Earning a living or running a successful business is a full time endeavor.  As you grow your business and achieve your short term financial objectives, the more difficult it becomes to take the time to plan for your retirement. The retirement planning process begins with taking stock of the liquid assets currently available to you and your family, which are earmarked for your eventual retirement. This includes your current investment portfolio, retirement plan assets, cash value of life insurance policies and annuities, etc.

After you have taken a snapshot of current liquid assets dedicated to your eventual retirement, you should perform an analysis of the projected value of these assets from now until your anticipated retirement date, assuming a reasonable rate of return.  Next, you will calculate the projected value of future planned investments and retirement plan account contributions, using the same reasonable rate of return. Remember to only include assets which are specifically designated for retirement purposes.

You now will have a picture of the approximate amount of assets which will be available to generate retirement income to you beginning at your anticipated retirement age.  After adjusting the anticipated cash flow for inflation, you will be in a position to begin to evaluate if you will have adequate retirement income to allow you and your family to maintain your desired standard of living into your retirement years.

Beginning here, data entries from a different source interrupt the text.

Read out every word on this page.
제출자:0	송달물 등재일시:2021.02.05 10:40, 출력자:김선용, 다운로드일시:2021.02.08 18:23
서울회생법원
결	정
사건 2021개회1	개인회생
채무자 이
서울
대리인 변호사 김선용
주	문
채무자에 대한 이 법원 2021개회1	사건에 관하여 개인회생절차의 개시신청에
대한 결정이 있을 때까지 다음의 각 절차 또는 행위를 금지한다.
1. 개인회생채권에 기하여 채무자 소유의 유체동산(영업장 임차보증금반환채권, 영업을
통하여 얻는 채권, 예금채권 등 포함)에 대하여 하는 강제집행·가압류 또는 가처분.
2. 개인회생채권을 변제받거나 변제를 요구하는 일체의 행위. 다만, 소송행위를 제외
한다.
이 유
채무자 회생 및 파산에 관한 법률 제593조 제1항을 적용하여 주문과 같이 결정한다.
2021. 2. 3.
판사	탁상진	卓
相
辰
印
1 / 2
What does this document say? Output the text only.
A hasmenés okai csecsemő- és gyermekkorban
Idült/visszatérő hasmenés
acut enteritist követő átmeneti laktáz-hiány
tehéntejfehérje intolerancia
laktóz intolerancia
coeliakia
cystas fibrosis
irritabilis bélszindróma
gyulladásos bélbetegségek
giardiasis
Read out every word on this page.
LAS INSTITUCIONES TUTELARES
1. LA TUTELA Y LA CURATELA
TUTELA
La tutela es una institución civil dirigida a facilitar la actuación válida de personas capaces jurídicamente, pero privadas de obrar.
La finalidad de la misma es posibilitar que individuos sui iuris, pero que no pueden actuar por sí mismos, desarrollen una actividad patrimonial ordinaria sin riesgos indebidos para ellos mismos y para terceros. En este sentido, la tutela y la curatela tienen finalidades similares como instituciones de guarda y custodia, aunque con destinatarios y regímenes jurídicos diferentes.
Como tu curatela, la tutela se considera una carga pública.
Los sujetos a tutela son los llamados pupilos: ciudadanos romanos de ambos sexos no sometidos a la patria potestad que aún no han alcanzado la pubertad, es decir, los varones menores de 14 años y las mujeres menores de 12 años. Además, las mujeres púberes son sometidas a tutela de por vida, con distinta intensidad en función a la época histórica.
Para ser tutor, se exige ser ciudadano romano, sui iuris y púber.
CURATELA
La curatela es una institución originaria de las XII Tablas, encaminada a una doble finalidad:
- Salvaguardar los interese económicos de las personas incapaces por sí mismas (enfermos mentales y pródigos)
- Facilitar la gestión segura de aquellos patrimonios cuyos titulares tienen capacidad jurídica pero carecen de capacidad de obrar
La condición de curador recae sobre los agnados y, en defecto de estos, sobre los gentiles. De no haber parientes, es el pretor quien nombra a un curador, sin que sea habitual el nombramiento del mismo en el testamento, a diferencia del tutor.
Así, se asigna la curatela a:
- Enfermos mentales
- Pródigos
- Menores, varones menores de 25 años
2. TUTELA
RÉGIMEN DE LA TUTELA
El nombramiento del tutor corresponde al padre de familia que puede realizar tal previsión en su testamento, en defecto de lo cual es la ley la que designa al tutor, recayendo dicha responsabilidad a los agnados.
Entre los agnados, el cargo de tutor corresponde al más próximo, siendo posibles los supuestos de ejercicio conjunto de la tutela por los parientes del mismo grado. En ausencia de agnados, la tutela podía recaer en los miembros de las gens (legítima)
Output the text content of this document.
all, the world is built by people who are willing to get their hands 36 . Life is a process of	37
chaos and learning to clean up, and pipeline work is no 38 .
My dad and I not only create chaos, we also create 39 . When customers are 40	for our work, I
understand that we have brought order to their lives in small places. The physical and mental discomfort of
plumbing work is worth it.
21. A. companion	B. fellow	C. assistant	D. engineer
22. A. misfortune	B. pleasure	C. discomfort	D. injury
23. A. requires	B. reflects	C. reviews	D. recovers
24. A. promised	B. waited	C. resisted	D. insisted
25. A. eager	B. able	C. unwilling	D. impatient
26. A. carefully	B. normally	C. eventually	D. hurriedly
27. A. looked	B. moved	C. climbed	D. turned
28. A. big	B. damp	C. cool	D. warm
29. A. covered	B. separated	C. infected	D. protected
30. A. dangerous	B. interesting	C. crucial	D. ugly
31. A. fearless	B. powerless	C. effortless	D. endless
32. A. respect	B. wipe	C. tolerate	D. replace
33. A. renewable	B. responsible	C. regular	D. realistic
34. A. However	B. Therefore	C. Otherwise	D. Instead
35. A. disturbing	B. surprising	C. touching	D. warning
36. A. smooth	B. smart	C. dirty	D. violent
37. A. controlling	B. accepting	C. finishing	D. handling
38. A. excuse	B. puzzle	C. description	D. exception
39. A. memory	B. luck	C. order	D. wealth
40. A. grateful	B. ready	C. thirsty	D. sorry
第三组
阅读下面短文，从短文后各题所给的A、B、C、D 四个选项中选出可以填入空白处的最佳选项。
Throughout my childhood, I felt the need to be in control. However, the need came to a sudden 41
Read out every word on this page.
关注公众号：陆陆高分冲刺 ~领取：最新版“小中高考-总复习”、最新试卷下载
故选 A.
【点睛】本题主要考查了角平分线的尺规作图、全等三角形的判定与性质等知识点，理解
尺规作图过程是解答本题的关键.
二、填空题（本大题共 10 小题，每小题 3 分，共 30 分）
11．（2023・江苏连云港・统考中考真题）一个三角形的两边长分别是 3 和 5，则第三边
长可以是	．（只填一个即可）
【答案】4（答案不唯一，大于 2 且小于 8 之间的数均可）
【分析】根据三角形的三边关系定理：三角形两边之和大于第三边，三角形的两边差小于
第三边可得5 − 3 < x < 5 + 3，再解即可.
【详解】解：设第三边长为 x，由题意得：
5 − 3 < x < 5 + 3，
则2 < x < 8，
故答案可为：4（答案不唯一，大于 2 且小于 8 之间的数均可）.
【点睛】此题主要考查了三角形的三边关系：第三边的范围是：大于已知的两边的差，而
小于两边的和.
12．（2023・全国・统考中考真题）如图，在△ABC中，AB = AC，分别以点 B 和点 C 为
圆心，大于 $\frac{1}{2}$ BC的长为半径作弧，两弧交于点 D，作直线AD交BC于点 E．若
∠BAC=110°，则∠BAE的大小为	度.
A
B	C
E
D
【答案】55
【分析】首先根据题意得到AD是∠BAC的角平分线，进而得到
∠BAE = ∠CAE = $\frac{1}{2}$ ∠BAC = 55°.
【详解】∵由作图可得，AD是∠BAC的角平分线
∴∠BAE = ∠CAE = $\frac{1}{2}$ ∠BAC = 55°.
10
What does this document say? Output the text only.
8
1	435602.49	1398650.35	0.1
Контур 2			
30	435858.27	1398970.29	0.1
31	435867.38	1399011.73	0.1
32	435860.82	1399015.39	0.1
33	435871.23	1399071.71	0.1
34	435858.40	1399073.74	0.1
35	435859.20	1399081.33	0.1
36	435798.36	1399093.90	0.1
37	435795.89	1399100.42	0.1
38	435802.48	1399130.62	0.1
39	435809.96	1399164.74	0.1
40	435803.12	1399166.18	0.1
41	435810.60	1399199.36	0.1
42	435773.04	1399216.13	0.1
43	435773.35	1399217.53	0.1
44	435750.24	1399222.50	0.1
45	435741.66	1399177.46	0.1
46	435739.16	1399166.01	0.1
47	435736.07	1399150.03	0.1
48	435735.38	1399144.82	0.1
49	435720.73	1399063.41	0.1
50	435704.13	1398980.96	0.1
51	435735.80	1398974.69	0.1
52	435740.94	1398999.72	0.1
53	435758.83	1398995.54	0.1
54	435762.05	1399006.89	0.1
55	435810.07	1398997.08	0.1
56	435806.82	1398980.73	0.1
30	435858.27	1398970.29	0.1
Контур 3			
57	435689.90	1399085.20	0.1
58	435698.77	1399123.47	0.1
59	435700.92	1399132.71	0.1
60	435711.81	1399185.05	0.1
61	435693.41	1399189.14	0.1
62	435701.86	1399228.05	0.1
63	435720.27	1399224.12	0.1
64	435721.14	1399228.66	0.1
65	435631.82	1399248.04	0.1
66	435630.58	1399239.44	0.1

It would be fantastic if you own a business or other assets which can be sold, hopefully resulting in the potential to create additional assets for your retirement fund.  But, as we know, life happens.  Businesses do not always succeed, and financial setbacks or unexpected expenses can upset even the best of plans. If you believe that your business may be worth considerably more in the future than it is worth currently, you are strongly advised to consult with a tax advisor who can suggest wats to make the sale of your business as efficient as possible.

In any event, it makes sense to retain the services of an advisor who is familiar with retirement planning, preferably someone who is credentialed to advise in this area, including a Certified Financial Planner (CFP).